Vibrant colors of the Pennsylvanian trees filled her senses, making her rethink all of her past beliefs. Wadad Abed stood, observing the tree, confused about how something so beautiful was rooted in American soil.
“I had to have a real honest conversation with myself,” Abed said. “I remember telling myself: if you cannot see beauty because you put limits on it, then you're heading into real trouble.”
Abed realized that she was afraid of losing her purity. Her identity that she owned for years.
Her purity came from being Palestinian. She came to America when she was nineteen with her whole family — five sisters, two brothers, her mother and father. As a child, her parents told her and her siblings that after school they were going to travel to America for college and job opportunities. Enjoying a different place other than Palestine was different and scary, but from that point on, Abed decided it was time to ‘integrate’.
“I came up with this word, but I had no idea what it entailed,” Abed said. “It just sounded good.” She embarked on the long journey of life, to discover who she actually was.
The years leading up to this moment were lonesome for Abed; she tried to isolate herself and make the world around her seem smaller than it actually was. She didn’t want to lose her Palestinian roots and who she used to be. But, from this point on, she decided it was time to assimilate.
Abed started by looking inward. She learned more about what worked for her and what she believed.
“What did I allow myself to be? What are my values? What values should I let go of? What is my fear? Why am I resisting something? Why am I not open? How much do I want to open my heart to?” She found it to be a relentlessly painful process. It’s a continuous back and forth with asking the questions that matter and digging deeper to find that explanation that will leave her satisfied.
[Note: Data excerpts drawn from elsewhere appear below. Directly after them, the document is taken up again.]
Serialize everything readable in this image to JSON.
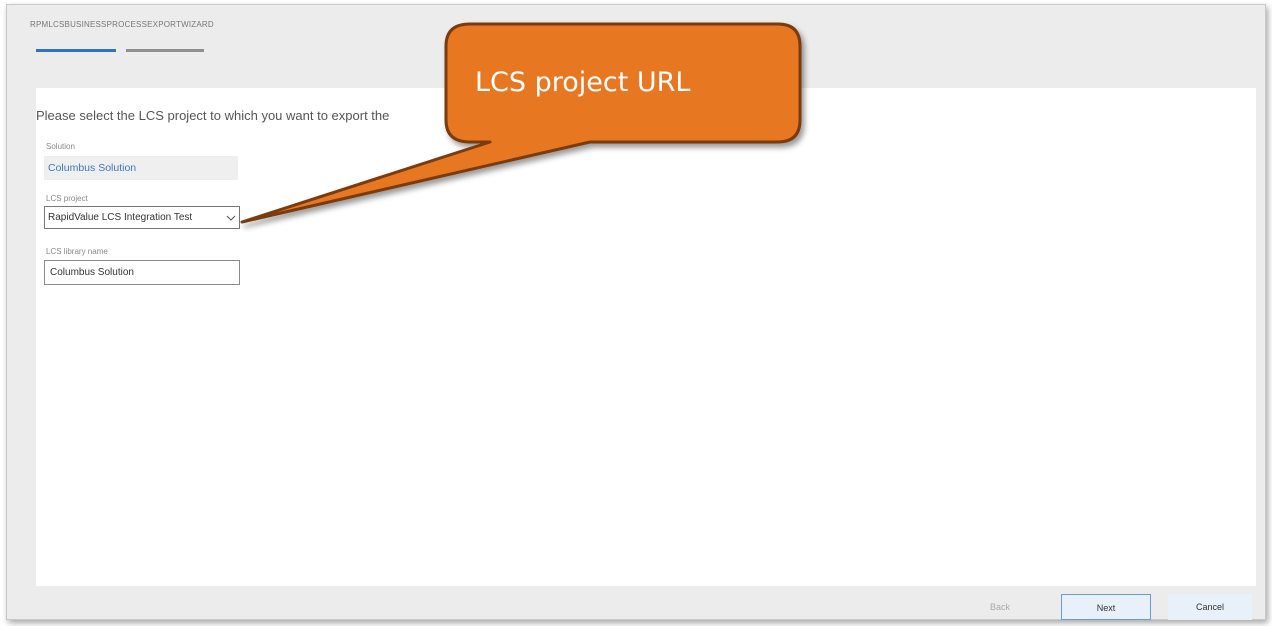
{
  "wizard": {
    "title": "RPMLCSBUSINESSPROCESSEXPORTWIZARD",
    "prompt": "Please select the LCS project to which you want to export the"
  },
  "form": {
    "solution_label": "Solution",
    "solution_value": "Columbus Solution",
    "lcs_project_label": "LCS project",
    "lcs_project_value": "RapidValue LCS Integration Test",
    "library_label": "LCS library name",
    "library_value": "Columbus Solution"
  },
  "footer": {
    "back_label": "Back",
    "next_label": "Next",
    "cancel_label": "Cancel"
  },
  "callout": {
    "text": "LCS project URL",
    "fill_color": "#e87722",
    "border_color": "#7a3a10"
  },
  "colors": {
    "progress_active": "#2f74c0",
    "progress_inactive": "#8f8f8f",
    "link_text": "#3a79bf"
  },
  "icons": {
    "dropdown": "chevron-down-icon"
  }
}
Abed created a thought process that worked for her. Some find it helpful to have a friend to talk to about their problems and discoveries. Others go to therapy sessions to dig deeper. Some go through journal after journal writing down every little thing they have to say without the fear of judgment. Instead, Abed listened. Listened to her environment, listened to people. She taught herself to trust her subconscious through this journey.
“The conscious thoughts rationalize the things in your mind and give excuses, the subconscious is honest.”
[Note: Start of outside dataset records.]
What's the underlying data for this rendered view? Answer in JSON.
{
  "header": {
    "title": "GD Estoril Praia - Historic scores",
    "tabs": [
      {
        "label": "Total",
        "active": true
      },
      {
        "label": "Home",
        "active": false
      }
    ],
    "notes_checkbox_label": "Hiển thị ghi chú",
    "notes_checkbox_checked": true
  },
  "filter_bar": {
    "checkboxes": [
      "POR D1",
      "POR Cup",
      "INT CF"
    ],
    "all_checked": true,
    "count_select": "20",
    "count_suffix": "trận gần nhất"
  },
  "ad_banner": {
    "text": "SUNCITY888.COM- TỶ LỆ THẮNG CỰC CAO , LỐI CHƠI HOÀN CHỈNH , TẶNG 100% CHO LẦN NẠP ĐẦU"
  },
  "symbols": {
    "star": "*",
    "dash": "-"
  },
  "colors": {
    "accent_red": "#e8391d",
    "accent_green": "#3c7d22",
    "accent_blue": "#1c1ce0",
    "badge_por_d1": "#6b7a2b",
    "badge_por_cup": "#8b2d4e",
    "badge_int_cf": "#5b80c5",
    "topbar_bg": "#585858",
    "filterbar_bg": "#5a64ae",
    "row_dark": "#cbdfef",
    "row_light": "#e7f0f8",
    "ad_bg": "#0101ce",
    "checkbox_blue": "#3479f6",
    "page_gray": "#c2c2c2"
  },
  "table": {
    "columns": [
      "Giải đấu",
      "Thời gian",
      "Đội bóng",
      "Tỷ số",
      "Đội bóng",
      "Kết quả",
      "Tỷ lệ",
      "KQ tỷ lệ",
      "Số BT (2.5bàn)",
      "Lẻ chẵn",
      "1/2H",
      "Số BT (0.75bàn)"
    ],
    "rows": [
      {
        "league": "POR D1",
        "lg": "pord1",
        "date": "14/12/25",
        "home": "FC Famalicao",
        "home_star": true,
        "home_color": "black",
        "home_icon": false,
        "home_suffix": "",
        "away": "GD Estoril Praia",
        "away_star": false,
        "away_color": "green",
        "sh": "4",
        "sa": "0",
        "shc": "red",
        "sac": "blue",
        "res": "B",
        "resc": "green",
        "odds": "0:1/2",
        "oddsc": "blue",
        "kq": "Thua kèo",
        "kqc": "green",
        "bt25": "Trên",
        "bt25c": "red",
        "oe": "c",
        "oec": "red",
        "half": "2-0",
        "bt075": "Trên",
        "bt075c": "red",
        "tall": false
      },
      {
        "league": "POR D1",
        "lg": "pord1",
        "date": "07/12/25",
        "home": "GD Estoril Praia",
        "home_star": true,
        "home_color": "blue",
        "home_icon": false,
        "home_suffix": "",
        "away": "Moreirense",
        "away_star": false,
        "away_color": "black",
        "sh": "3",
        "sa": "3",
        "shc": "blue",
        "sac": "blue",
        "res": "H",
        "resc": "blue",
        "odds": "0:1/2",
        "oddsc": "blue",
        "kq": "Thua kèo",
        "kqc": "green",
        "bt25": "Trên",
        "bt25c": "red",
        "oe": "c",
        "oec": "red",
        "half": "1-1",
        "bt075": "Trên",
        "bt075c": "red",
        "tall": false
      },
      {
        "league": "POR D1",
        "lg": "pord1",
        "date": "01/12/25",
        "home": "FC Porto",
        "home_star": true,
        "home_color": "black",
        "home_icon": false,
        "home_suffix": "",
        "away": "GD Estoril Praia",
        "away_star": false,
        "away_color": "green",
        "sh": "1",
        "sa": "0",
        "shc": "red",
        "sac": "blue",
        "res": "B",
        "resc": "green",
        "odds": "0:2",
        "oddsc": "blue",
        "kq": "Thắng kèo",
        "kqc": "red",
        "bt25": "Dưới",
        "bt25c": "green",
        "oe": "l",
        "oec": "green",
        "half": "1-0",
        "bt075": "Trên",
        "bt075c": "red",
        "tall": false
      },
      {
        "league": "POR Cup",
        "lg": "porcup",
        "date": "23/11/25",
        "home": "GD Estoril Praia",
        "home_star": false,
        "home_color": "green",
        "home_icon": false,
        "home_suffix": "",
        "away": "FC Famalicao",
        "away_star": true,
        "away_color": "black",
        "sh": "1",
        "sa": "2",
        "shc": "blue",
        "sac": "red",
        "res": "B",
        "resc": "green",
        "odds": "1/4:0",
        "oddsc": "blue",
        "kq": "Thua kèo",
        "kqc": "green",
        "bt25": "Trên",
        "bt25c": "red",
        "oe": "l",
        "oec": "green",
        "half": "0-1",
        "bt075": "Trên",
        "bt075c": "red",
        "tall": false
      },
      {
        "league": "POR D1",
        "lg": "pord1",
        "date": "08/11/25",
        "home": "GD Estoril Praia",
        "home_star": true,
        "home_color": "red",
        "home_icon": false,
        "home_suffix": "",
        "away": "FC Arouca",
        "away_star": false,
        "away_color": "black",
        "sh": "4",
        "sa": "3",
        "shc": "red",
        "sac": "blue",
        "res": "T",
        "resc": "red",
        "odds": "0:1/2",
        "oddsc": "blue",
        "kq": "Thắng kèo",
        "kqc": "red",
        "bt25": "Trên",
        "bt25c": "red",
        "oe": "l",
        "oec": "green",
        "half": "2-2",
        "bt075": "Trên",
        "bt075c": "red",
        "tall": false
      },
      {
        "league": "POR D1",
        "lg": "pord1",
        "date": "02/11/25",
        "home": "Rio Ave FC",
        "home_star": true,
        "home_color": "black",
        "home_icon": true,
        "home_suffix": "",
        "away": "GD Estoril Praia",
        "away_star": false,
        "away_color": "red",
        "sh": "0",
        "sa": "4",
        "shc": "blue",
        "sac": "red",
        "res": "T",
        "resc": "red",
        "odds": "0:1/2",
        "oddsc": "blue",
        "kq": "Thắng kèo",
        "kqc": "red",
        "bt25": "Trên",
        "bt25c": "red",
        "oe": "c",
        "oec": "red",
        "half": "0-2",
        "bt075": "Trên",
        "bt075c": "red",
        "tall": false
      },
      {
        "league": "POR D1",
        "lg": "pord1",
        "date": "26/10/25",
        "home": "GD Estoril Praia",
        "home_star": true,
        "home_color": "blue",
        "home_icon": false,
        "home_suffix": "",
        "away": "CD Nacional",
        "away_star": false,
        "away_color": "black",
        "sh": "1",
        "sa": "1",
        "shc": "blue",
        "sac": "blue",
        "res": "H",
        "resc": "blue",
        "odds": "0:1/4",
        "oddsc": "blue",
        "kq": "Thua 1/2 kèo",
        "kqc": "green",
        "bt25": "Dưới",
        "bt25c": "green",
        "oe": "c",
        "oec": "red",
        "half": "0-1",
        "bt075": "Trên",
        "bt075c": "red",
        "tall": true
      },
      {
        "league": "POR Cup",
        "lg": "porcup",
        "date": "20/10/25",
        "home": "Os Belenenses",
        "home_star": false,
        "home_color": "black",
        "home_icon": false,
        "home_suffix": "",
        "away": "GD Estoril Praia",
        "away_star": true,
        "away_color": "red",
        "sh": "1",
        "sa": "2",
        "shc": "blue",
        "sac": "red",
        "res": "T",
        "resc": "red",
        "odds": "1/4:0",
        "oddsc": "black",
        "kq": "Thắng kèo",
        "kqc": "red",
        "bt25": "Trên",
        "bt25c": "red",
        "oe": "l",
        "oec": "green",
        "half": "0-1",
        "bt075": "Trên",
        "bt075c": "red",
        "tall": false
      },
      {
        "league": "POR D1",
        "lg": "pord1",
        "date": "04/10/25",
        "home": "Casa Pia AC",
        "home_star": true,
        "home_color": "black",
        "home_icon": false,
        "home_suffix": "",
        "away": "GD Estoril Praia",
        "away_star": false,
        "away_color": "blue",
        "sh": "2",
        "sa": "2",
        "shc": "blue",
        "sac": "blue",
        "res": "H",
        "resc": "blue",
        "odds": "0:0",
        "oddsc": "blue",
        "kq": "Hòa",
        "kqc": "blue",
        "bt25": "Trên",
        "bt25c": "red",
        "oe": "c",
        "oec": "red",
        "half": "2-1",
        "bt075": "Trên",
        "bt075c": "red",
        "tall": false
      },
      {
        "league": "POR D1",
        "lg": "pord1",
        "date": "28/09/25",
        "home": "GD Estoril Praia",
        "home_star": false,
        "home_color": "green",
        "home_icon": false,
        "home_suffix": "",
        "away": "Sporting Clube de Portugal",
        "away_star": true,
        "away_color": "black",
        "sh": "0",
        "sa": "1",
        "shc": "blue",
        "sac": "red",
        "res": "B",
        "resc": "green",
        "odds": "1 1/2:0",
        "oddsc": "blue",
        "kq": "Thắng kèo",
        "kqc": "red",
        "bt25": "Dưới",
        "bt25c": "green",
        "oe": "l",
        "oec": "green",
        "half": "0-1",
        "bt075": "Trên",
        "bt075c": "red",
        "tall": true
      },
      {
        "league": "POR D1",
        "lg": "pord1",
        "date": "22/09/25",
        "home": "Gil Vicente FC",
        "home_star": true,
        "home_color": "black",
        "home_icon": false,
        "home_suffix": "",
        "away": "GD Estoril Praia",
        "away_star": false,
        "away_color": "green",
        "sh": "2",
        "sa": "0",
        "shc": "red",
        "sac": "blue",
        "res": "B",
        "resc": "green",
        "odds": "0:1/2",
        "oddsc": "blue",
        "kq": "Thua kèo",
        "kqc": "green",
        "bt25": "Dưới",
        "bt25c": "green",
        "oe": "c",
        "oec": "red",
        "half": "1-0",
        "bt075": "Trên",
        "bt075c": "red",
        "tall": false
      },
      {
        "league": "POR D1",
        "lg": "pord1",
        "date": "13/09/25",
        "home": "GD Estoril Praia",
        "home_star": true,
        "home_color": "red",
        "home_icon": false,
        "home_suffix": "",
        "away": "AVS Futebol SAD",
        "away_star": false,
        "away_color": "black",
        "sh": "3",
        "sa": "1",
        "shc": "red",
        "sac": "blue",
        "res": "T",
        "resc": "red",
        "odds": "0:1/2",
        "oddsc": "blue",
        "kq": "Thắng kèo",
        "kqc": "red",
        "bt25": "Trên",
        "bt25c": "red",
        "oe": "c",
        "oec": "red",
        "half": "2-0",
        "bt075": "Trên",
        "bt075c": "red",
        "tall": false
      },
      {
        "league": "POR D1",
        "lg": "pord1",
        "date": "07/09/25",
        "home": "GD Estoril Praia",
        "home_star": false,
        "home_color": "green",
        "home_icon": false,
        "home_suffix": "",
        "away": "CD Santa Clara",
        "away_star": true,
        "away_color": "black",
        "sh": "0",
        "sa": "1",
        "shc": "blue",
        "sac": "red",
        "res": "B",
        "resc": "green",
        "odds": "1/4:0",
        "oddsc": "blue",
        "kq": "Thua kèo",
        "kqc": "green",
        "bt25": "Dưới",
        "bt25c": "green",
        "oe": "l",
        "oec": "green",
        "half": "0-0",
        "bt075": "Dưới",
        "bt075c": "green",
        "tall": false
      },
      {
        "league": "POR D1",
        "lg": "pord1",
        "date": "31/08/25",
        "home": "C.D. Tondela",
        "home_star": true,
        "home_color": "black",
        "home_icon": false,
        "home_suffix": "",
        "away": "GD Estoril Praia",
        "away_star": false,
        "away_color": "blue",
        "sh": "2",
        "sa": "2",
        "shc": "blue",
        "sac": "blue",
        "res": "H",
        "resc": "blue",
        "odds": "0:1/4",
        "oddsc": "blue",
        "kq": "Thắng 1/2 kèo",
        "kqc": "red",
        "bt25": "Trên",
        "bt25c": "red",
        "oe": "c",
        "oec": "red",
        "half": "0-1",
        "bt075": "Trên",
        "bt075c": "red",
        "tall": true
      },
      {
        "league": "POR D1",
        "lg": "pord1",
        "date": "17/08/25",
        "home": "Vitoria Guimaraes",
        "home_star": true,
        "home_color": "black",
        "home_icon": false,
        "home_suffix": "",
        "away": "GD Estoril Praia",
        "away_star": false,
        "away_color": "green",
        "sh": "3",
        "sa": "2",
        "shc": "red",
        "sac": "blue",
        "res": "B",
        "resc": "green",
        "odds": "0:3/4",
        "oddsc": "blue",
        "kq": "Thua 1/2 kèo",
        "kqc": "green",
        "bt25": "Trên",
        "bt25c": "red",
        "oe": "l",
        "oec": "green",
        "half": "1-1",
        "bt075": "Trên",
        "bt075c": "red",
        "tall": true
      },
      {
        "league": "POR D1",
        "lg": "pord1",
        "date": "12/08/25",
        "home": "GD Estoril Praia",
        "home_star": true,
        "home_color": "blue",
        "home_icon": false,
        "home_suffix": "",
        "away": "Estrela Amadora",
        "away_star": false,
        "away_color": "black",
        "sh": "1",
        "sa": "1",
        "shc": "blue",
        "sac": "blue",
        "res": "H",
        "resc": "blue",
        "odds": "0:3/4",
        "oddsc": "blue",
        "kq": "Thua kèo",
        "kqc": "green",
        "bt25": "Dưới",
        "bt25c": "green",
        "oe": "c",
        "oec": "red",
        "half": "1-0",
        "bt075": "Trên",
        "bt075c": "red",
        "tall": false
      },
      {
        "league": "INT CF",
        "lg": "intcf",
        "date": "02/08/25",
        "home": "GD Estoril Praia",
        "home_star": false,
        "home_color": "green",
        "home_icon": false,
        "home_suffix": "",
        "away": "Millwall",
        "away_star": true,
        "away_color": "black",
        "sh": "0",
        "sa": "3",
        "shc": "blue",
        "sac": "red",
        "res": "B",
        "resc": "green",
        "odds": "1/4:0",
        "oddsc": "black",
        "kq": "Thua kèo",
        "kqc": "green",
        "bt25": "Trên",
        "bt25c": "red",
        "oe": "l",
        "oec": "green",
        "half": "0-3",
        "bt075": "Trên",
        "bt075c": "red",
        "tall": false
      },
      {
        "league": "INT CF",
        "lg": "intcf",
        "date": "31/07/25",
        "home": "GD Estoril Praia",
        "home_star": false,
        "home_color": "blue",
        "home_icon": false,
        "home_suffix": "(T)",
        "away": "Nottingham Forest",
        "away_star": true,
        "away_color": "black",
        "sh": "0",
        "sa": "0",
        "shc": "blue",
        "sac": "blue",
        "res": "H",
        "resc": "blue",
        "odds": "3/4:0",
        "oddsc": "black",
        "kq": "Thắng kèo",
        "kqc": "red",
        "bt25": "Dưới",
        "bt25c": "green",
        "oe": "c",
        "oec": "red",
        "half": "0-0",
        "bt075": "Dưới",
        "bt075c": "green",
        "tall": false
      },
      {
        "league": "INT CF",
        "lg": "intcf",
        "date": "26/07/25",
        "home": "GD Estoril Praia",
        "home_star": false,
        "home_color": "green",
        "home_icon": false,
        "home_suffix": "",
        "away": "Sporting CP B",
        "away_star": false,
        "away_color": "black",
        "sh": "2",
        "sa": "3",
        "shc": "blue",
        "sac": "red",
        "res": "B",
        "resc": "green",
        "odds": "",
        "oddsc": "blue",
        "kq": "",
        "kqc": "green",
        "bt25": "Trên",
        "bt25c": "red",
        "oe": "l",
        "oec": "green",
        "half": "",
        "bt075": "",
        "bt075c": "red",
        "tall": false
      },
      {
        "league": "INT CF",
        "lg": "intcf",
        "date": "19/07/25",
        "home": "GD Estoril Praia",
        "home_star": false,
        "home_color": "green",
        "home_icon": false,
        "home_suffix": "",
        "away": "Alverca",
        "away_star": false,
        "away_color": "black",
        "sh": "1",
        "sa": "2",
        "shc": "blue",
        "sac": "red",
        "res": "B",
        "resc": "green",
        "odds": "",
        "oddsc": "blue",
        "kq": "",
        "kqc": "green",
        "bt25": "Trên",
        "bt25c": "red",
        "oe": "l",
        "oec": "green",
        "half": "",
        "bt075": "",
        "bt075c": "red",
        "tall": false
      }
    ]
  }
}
Abed classifies herself as a very sociable introvert. Abed processes her feelings and opinions privately and deeply rather than burying her irrational thoughts. Instead, she hits all of her thoughts head-on, ignoring the fear that comes with it. “Fear comes with limitations.”
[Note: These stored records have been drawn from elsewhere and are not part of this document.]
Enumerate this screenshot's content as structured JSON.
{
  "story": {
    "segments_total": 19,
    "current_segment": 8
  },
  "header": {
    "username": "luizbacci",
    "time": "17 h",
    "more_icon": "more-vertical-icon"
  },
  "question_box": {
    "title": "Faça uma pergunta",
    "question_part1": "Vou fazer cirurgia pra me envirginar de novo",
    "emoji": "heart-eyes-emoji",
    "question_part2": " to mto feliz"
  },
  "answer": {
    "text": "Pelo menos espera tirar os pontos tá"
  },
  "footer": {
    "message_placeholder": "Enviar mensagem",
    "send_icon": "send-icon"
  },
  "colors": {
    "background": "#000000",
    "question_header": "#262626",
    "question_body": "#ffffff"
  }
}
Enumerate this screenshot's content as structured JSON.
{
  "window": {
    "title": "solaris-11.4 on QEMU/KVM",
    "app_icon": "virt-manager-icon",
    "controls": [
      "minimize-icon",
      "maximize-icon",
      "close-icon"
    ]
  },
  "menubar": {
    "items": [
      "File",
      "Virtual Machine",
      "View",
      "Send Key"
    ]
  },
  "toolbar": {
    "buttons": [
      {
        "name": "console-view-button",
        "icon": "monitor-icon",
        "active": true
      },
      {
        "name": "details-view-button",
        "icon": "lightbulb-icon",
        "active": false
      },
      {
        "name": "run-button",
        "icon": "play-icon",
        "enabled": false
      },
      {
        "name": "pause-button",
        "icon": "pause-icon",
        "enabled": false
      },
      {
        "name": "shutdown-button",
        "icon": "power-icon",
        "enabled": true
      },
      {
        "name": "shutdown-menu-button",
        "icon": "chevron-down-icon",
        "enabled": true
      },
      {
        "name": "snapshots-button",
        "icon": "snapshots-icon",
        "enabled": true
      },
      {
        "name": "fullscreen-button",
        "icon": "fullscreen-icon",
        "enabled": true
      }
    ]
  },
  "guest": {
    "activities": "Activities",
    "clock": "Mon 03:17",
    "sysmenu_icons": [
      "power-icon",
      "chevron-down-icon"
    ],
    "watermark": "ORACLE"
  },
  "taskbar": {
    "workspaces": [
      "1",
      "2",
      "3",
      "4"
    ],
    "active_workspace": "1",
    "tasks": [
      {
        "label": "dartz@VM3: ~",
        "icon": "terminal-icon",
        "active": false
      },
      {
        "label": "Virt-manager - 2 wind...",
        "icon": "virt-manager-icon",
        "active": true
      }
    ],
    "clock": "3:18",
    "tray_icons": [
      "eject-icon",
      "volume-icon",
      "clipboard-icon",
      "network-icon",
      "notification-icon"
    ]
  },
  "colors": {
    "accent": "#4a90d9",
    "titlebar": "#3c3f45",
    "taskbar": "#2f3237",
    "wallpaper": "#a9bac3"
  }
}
This process of listening to her subconscious is allowing her to be comfortable holding two strange ideas together, as long as they're honest, truthful and authentic to her. More specifically, this has helped her deal with the issues concerning the Palestinian-Israeli conflict. Instead of being stubborn and only believing that she was wronged as a Palestinian, she opened her heart to the humanity. She faced the idea that she doesn’t really believe that there is hate in this world.